John D. Rockefeller was the most successful businessman of all time. He was also a recluse, spending most of his time by himself. He rarely spoke, deliberately making himself inaccessible and staying quiet when you caught his attention.
A refinery worker who occasionally had Rockefeller’s ear once remarked: “He lets everybody else talk, while he sits back and says nothing. But he seems to remember everything, and when he does begin he puts everything in its proper place.”
When asked about his silence during meetings, Rockefeller often recited a poem:
A wise old owl lived in an oak,
The more he saw the less he spoke,
The less he spoke, the more he heard,
Why aren’t we all like that old bird?
Rockefeller was a strange guy. But the more I read about him the more I realize he figured out something that now applies to tens of millions of workers.
Rockefeller’s job wasn’t to drill wells, load trains, or move barrels. It was to make good decisions. And making decisions requires, more than anything, quiet time alone in your own head to think a problem through. Rockefeller’s product – his deliverable – wasn’t what he did with this hands, or even his words. It was what he figured out inside his head. So that’s where he spent most of his time and energy.
This was unique in his day. Almost all jobs during Rockefeller’s time required doing things with your hands. In 1870, 46% of jobs were in agriculture, and 35% were in crafts or manufacturing, according to economist Robert Gordon. Few professions relied on a worker’s brain. You didn’t think; you labored, without interruption, and your work was visible and tangible.
Today, that’s flipped.
Thirty-eight percent of jobs are now designated as “managers, officials, and professionals.” These are decision-making jobs. Another 41% are service jobs that often rely on your thoughts as much as your actions.
Here’s a problem we don’t think about enough: Even as more professions look like Rockefeller’s – thought jobs that require quiet time to think a problem through – we’re stuck in the old world where a good employee is expected to labor, visibly and without interruption.
The point is that productive work today does not look like productive work did for most of history.

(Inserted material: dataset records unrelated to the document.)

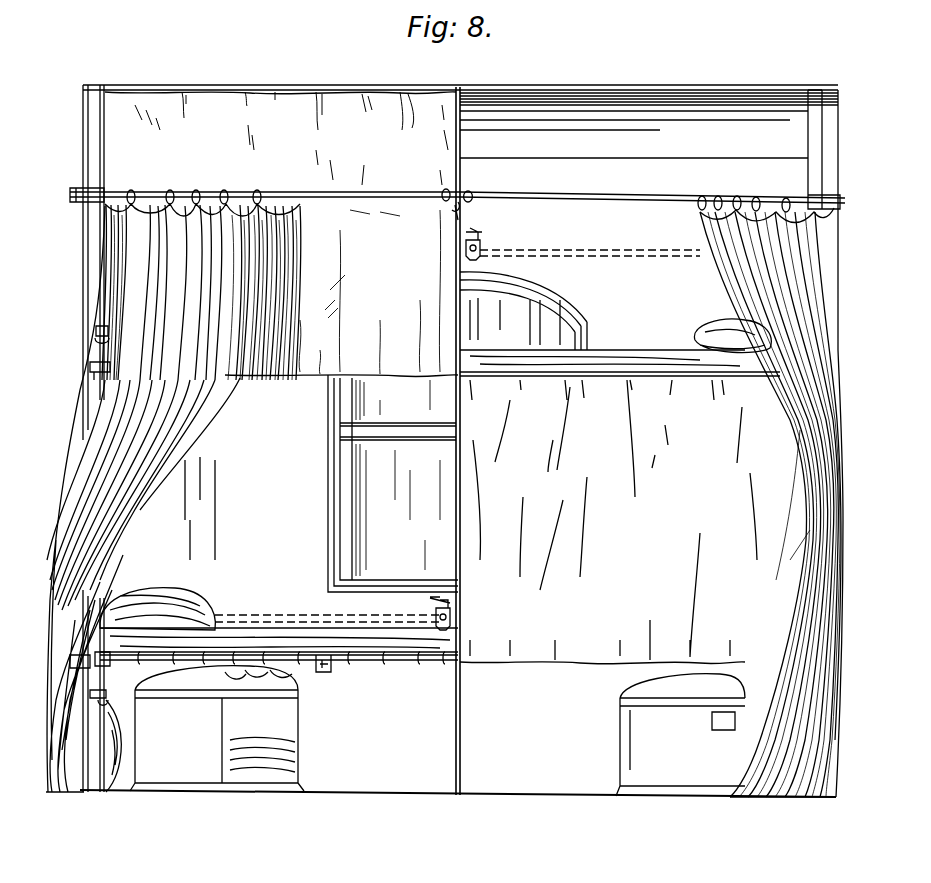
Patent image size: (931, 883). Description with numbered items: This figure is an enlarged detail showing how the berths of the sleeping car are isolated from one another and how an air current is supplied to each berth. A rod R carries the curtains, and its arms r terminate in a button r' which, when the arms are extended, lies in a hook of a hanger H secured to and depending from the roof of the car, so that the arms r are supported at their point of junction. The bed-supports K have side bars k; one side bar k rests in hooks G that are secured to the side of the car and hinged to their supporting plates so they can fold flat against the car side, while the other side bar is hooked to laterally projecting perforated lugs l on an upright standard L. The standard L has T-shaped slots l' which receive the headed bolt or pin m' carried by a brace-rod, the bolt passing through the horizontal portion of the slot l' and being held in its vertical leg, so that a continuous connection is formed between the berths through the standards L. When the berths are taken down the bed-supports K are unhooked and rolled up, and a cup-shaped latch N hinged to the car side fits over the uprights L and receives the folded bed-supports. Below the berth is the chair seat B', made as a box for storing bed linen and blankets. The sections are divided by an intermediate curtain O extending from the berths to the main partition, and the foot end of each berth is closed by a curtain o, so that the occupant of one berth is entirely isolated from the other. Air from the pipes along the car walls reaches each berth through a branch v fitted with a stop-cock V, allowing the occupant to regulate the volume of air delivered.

The hanger H is at (649, 125).
The rod R is at (455, 149).
The arm of rod r is at (462, 188).
The button r' is at (457, 185).
The side bar of bed-support k is at (452, 207).
The bed-support K is at (279, 668).
The hook G is at (323, 673).
The stop-cock V is at (452, 604).
The branch pipe v is at (480, 252).
The curtain o is at (444, 444).
The intermediate partition or curtain O is at (462, 490).
The standard L is at (94, 438).
The perforated lug l is at (84, 515).
The T-shaped slot l' is at (83, 509).
The headed bolt m' is at (90, 521).
The cup-shaped latch N is at (102, 706).
The seat B' is at (437, 731).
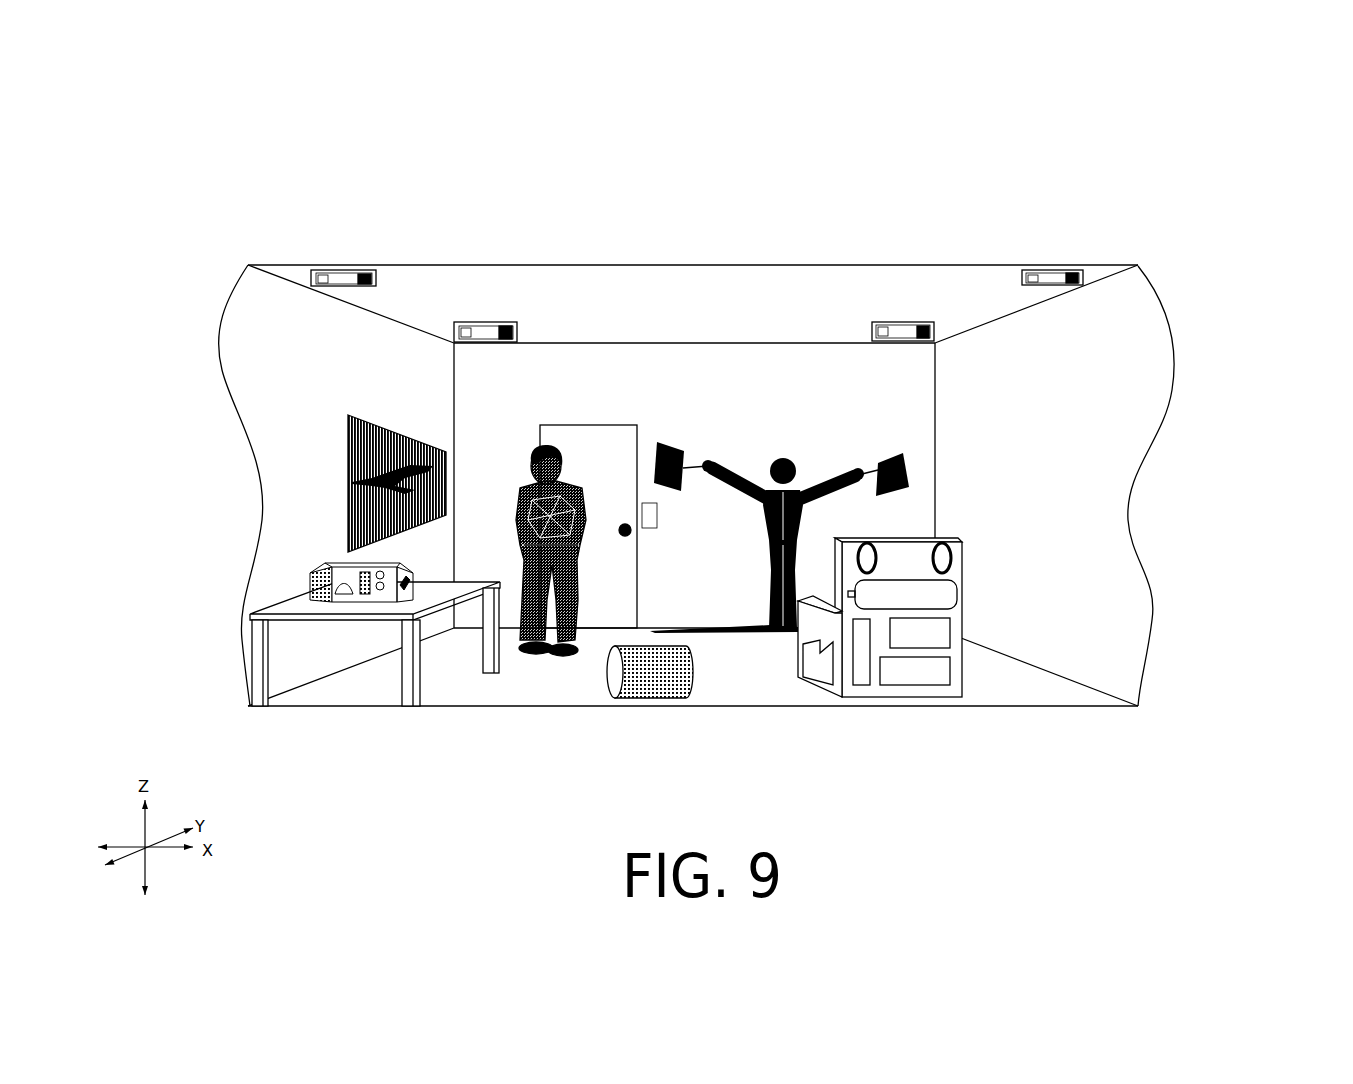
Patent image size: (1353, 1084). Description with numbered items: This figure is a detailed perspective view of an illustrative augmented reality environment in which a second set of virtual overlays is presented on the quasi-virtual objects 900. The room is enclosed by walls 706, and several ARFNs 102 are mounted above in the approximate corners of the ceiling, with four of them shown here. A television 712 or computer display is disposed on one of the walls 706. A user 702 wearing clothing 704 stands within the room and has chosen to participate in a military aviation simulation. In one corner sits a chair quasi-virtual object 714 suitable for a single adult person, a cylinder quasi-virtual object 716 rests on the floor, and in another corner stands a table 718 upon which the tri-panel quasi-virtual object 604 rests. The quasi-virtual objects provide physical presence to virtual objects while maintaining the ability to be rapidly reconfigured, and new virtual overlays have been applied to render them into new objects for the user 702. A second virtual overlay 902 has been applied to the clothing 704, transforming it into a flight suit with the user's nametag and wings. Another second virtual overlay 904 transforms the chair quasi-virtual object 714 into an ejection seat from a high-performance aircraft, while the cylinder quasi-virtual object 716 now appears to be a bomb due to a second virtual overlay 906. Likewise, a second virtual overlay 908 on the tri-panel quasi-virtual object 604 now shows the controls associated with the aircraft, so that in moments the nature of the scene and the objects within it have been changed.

The augmented reality environment with second set of virtual overlays 900 is at (1207, 163).
The user 702 is at (537, 445).
The second virtual overlay 902 is at (558, 490).
The clothing 704 is at (572, 495).
The ARFN 102 is at (1048, 277).
The television 712 is at (347, 455).
The walls 706 is at (255, 433).
The tri-panel quasi-virtual object 604 is at (316, 573).
The table 718 is at (312, 596).
The second virtual overlay 908 is at (373, 588).
The cylinder quasi-virtual object 716 is at (693, 680).
The second virtual overlay 906 is at (677, 698).
The chair quasi-virtual object 714 is at (957, 680).
The second virtual overlay 904 is at (962, 597).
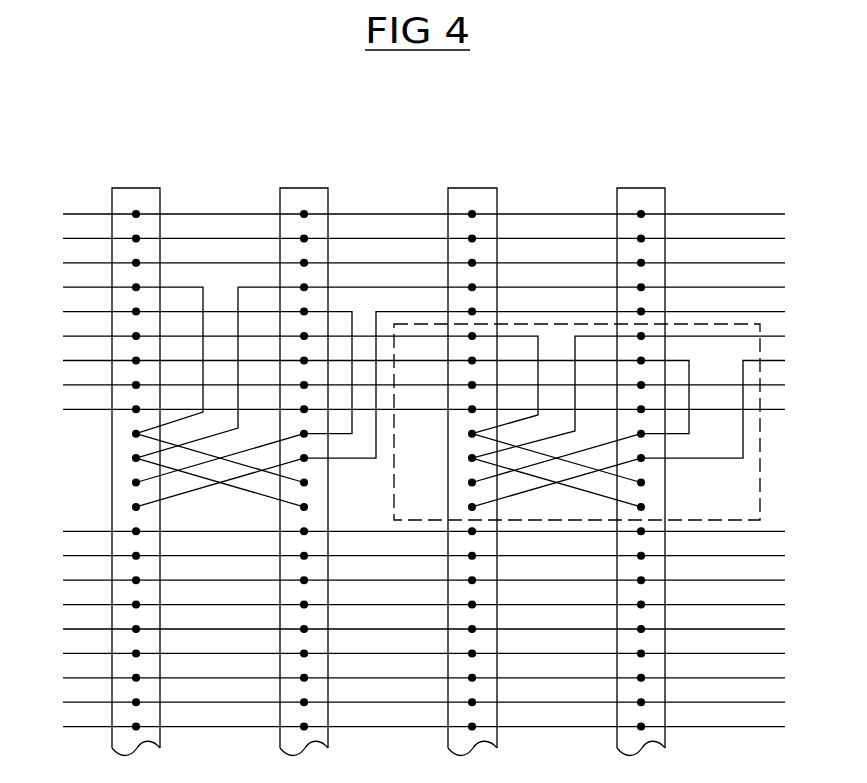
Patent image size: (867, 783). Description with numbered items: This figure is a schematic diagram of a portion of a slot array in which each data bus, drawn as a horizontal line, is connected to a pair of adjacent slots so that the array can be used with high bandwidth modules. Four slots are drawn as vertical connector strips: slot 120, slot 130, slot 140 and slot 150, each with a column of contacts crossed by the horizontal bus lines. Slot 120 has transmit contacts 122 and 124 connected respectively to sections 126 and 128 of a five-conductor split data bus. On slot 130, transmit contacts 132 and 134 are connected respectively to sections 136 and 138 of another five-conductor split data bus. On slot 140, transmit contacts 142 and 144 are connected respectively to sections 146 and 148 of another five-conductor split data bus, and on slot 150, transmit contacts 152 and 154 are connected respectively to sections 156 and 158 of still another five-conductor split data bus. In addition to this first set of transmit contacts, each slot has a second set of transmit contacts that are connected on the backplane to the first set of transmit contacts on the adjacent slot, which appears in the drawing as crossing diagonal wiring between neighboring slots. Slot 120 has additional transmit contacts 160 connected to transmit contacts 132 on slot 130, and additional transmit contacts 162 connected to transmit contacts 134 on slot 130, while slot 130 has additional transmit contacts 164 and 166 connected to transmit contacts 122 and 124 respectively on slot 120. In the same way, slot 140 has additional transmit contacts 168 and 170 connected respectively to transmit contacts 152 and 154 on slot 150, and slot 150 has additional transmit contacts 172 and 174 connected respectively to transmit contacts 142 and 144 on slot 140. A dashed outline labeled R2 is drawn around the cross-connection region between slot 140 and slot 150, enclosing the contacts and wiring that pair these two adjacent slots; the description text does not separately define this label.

The slot 120 is at (130, 188).
The slot 130 is at (298, 188).
The slot 140 is at (466, 188).
The slot 150 is at (635, 188).
The transmit contact 122 is at (136, 434).
The transmit contact 124 is at (136, 458).
The section of five-conductor split data bus 126 is at (77, 287).
The section of five-conductor split data bus 128 is at (777, 287).
The transmit contact 132 is at (306, 434).
The transmit contact 134 is at (306, 458).
The section of five-conductor split data bus 136 is at (77, 312).
The section of five-conductor split data bus 138 is at (777, 312).
The transmit contact 142 is at (472, 434).
The transmit contact 144 is at (472, 458).
The section of five-conductor split data bus 146 is at (77, 336).
The section of five-conductor split data bus 148 is at (777, 336).
The transmit contact 152 is at (643, 434).
The transmit contact 154 is at (643, 458).
The section of five-conductor split data bus 156 is at (77, 360).
The section of five-conductor split data bus 158 is at (777, 360).
The additional transmit contact 160 is at (136, 482).
The additional transmit contact 162 is at (136, 507).
The additional transmit contact 164 is at (304, 482).
The additional transmit contact 166 is at (304, 507).
The additional transmit contact 168 is at (472, 482).
The additional transmit contact 170 is at (472, 507).
The additional transmit contact 172 is at (643, 484).
The additional transmit contact 174 is at (643, 508).
The region of crossed connections R2 is at (760, 480).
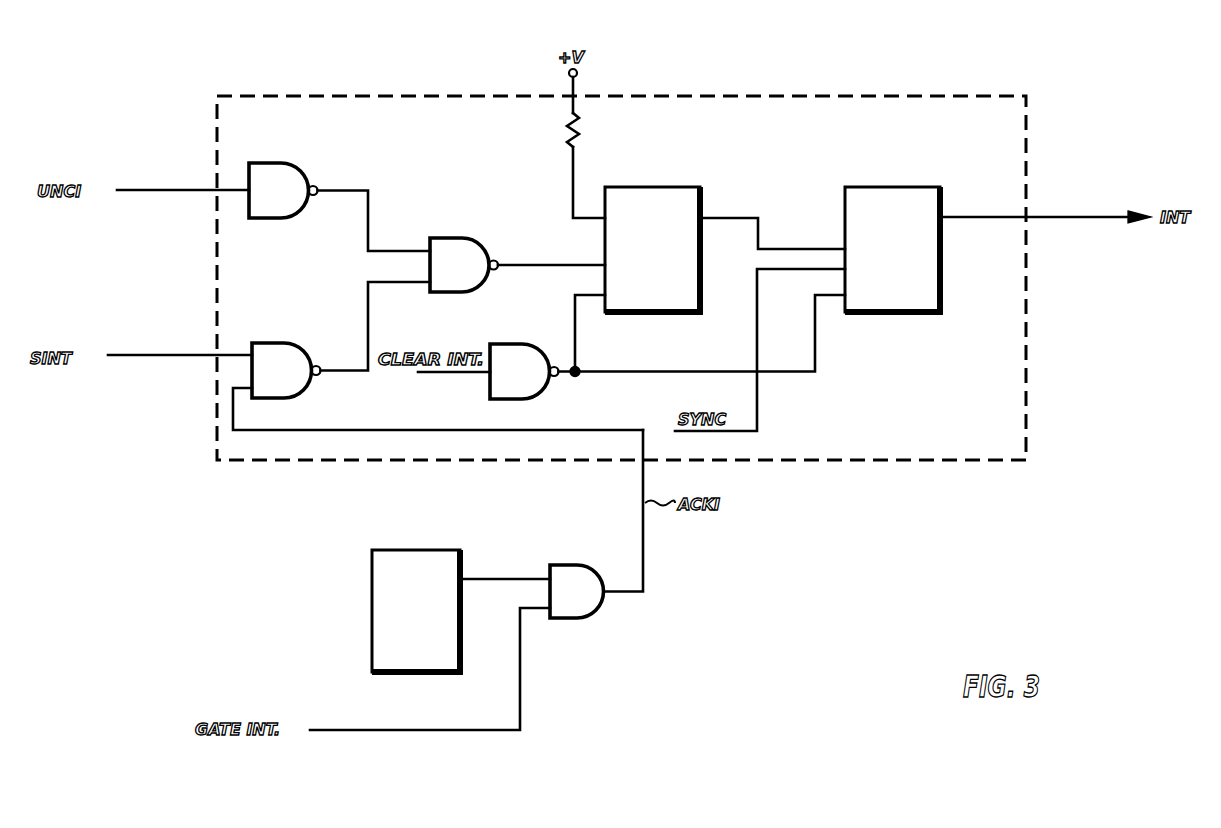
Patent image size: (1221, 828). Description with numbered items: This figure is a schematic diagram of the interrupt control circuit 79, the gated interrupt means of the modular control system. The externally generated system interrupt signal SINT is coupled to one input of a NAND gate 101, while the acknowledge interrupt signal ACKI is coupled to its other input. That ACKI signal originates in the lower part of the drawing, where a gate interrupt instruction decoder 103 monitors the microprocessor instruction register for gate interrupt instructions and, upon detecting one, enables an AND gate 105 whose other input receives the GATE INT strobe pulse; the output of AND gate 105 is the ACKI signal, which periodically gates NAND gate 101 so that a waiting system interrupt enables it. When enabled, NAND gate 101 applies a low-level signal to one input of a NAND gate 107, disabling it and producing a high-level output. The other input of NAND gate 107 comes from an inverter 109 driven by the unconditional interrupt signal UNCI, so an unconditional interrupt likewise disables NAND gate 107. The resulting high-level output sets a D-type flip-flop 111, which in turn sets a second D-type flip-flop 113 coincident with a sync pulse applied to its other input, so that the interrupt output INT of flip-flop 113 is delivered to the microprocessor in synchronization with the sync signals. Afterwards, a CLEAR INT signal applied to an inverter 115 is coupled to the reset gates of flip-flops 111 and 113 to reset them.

The interrupt control circuit 79 is at (803, 96).
The NAND gate 101 is at (282, 355).
The gate interrupt instruction decoder 103 is at (431, 560).
The AND gate 105 is at (578, 570).
The NAND gate 107 is at (458, 243).
The inverter 109 is at (290, 168).
The D-type flip-flop 111 is at (702, 190).
The second D-type flip-flop 113 is at (913, 187).
The inverter 115 is at (535, 378).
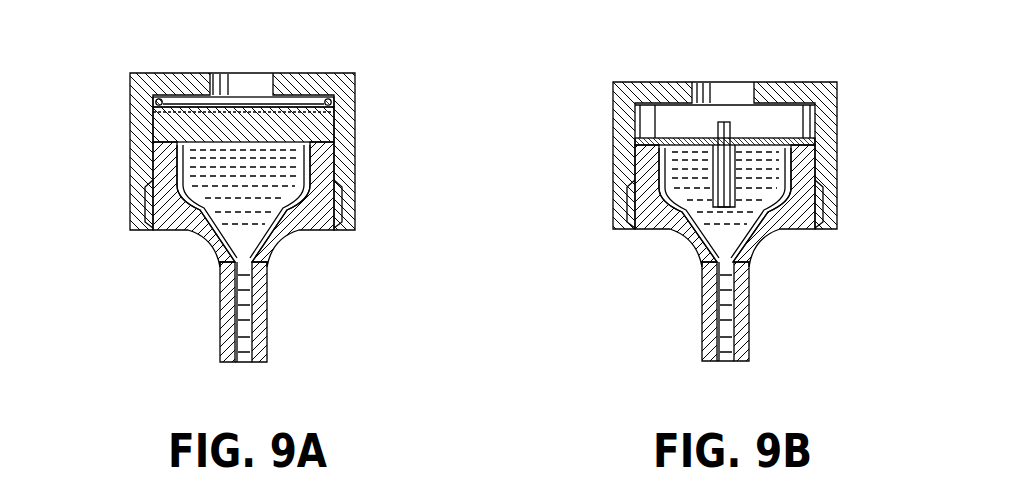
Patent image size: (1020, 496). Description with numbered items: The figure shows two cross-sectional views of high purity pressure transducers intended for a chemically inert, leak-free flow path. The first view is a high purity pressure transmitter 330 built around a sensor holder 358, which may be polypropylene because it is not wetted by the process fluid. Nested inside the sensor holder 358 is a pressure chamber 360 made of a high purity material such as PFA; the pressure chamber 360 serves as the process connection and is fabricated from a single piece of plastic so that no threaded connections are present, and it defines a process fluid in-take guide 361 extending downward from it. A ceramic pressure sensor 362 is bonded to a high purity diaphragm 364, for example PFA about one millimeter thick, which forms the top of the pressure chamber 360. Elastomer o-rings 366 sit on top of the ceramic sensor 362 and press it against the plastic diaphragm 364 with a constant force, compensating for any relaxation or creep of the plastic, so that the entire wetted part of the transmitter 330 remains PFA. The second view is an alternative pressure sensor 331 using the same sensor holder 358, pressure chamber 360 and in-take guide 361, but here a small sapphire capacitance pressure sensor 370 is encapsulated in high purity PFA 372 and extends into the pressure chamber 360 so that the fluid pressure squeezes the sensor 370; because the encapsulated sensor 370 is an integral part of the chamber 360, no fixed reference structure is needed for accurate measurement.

In FIG. 9A, the high purity pressure transmitter 330 is at (258, 196).
In FIG. 9B, the alternative pressure sensor 331 is at (739, 193).
In FIG. 9A, the sensor holder 358 is at (163, 82).
In FIG. 9B, the sensor holder 358 is at (640, 88).
In FIG. 9A, the pressure chamber 360 is at (286, 256).
In FIG. 9B, the pressure chamber 360 is at (766, 256).
In FIG. 9A, the process fluid in-take guide 361 is at (227, 297).
In FIG. 9B, the process fluid in-take guide 361 is at (707, 297).
In FIG. 9A, the ceramic pressure sensor 362 is at (287, 90).
In FIG. 9A, the high purity diaphragm 364 is at (313, 133).
In FIG. 9A, the elastomer o-rings 366 is at (157, 99).
In FIG. 9B, the capacitance pressure sensor 370 is at (735, 162).
In FIG. 9B, the high purity encapsulating material 372 is at (750, 183).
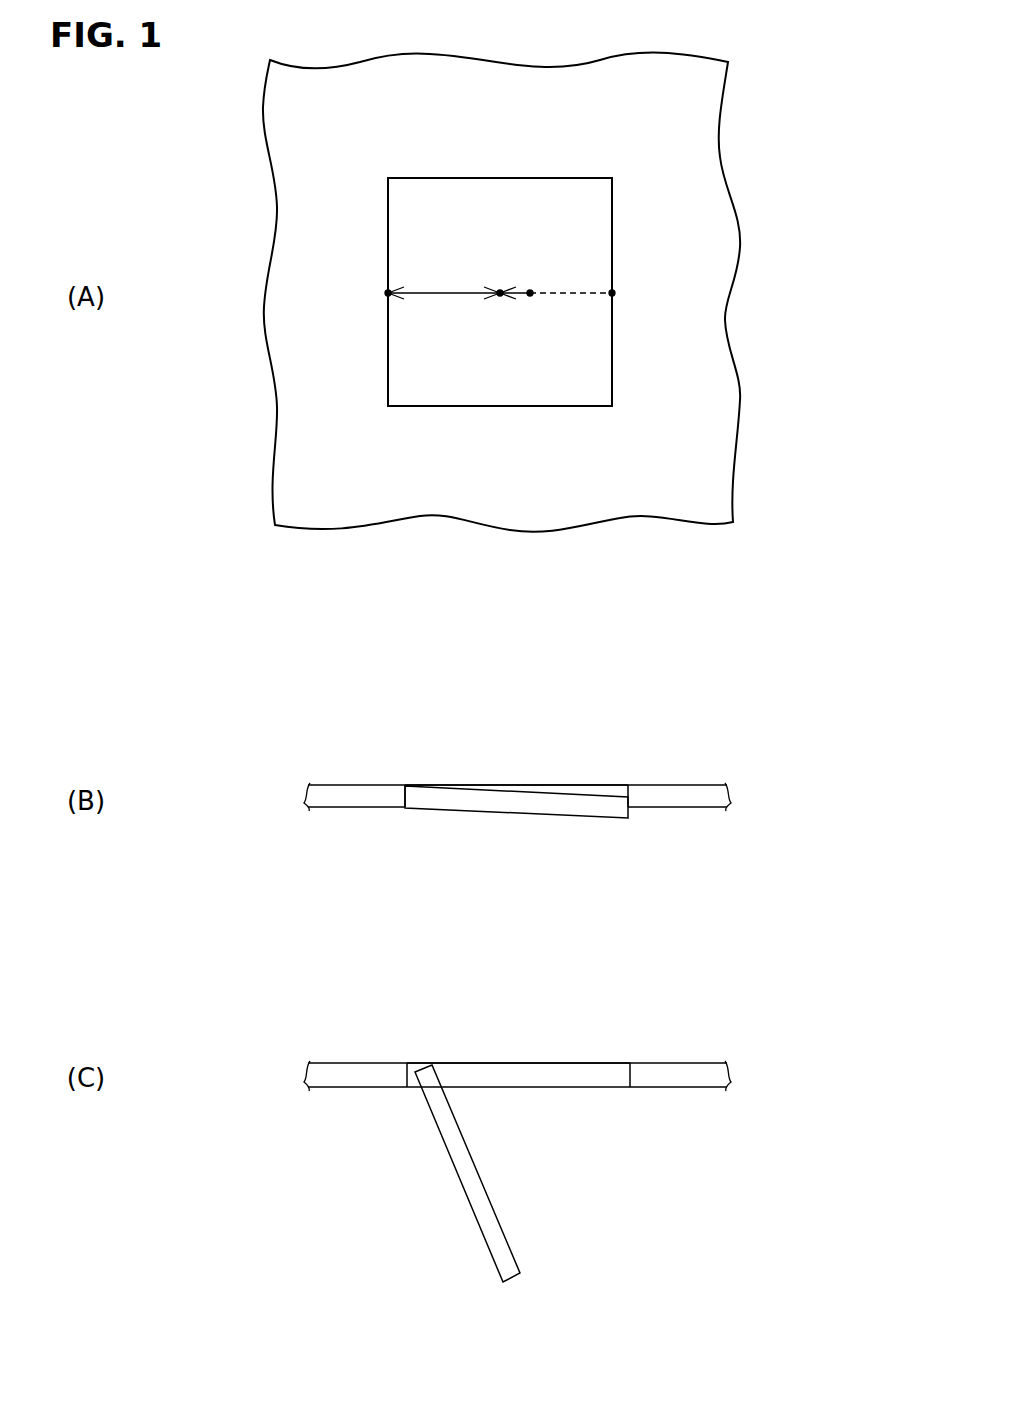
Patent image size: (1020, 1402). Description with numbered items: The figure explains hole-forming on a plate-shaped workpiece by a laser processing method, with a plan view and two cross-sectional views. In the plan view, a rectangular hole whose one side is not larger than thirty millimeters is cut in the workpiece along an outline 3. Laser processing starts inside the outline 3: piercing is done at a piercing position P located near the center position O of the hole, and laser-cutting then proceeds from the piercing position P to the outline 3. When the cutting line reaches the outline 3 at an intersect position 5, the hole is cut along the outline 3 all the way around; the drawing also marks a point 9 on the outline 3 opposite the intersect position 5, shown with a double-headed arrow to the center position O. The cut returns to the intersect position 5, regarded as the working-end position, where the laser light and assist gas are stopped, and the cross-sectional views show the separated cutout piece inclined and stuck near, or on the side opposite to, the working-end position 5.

If your job was to pull a lever, you were only productive if you were pulling the lever. But if your job is to create a marketing campaign, you might be productive sitting quietly with your eyes closed, thinking about design. The problem is that too many workplaces expect their knowledge workers to pull the proverbial lever – today in Microsoft Office form – 40+ hours a week when they’d be better off doing things that look lazy but are actually productive. The result is that most people have thought jobs without being given much time to think, which is the equivalent of making a ditch-digger work without a shovel. Maybe this is why productivity growth is half of what it used to be.
If you anchor to the old world where good work meant physical action, it’s hard to wrap your head around the idea that the most productive use of a knowledge-worker’s time could be sitting on a couch thinking. But it’s so clear that it is. Good ideas rarely come in meetings, or even at your desk. They come to you in the shower. On a walk. On your commute, or hanging out on the weekend. I’m always amazed at the number of famous ideas that came to people in the bathtub. But tell your boss you require a mid-day soak, and the response is entirely predictable.
Look at famous thinkers who didn’t have to impress anyone by looking busy, and you see a theme: They spent a lot of time doing stuff that didn’t look like work, but in fact was stupendously productive.
Albert Einstein put it this way:
I take time to go for long walks on the beach so that I can listen to what is going on inside my head. If my work isn’t going well, I lie down in the middle of a workday and gaze at the ceiling while I listen and visualize what goes on in my imagination.
Mozart felt the same way:
When I am traveling in a carriage or walking after a good meal or during the night when I cannot sleep–it is on such occasions that my ideas flow best and most abundantly.
Bill Gates got his best work done on what looked like vacation:
“Hi, thanks for coming,” said Microsoft Corp. Chairman Bill Gates, appearing eager for company after four days alone at the waterfront cottage. He was there for his “Think Week,” a seven-day stretch of seclusion he uses to ponder the future of technology and then propagate those thoughts across the Microsoft empire.
This meshes with a Stanford study that showed walking increases creativity by 60%.
Everyone eventually has to sit down and produce their work, and are held to goals and quotas. But as the economy shifts to knowledge work, we should respect that what actually produces good work can at first look lazy, and (even more so) vice versa.
In investing, where there’s the potential to win by pure luck, it’s wise to judge someone by their process, rather than their outcome. Work may be the opposite. Judge people by their outcomes, not by the visibility of their process, which is often hidden inside their head.